Comment by kristov

14 hours ago

I think the truth lies somewhere between these two extremes. An LLM is not a human brain, and does not try to emulate one. It should not be a surprise that an LLM does not behave like a human brain. So we can not infer things either way. The best we can say is that an LLM appears to exhibit very similar behavior to a human brain, under certain constraints. So maybe we can infer that the human brain has something in it that operates in a similar way to an LLM (like the human "unconscious", or "intuition" maybe). It seems obvious to me that a human brain and an LLM are not comparable things, for many reasons. So we can not make inferrences one way or the other.

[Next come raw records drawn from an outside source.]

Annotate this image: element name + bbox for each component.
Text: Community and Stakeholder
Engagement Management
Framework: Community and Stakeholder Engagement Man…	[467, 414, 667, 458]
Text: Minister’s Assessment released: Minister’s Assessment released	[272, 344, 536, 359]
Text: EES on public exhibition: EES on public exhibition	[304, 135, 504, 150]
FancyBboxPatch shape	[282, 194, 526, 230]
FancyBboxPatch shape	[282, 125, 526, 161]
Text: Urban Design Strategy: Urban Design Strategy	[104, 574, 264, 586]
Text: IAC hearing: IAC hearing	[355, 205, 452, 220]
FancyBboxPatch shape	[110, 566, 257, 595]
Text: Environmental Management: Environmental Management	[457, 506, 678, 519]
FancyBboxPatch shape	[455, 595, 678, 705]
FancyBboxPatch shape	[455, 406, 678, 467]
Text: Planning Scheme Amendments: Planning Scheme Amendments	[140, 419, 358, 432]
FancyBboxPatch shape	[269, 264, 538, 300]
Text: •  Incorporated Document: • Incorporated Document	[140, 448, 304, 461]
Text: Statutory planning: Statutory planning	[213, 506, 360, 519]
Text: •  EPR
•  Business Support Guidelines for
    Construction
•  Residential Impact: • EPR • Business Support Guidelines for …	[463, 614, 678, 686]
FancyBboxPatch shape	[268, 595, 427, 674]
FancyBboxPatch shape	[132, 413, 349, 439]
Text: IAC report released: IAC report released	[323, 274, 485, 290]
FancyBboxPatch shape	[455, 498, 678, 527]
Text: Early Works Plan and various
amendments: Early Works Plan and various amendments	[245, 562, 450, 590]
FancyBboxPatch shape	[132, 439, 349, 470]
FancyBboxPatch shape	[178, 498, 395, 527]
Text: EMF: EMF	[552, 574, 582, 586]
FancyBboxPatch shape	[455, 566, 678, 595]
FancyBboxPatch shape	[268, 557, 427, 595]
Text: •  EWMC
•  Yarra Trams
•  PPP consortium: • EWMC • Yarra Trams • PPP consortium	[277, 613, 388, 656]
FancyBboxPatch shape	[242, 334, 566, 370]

> An LLM is not a human brain,

true

> and does not try to emulate one

citation please.

something like the universal approximation theory comes to mind, transformer architecture clearly has the shape of a universal algorithm approximator

  • I think you're right in that it has the shape but I think it's missing a pretty key piece. We still haven't been able to solve catastrophic forgetting, yet everything with a brain has. Basically LLMs seem good at approximating intelligence on a moment-to-moment basis, but feel quite far away when you chat with one over time.

    Like at some level, yes, transformers are trying to emulate a human brain but the second you ask folks if they do a good job of it, I think most rationale people would say no.

  • > something like the universal approximation theory comes to mind, transformer architecture clearly has the shape of a universal algorithm approximator

    That says nothing about emulating a human brain.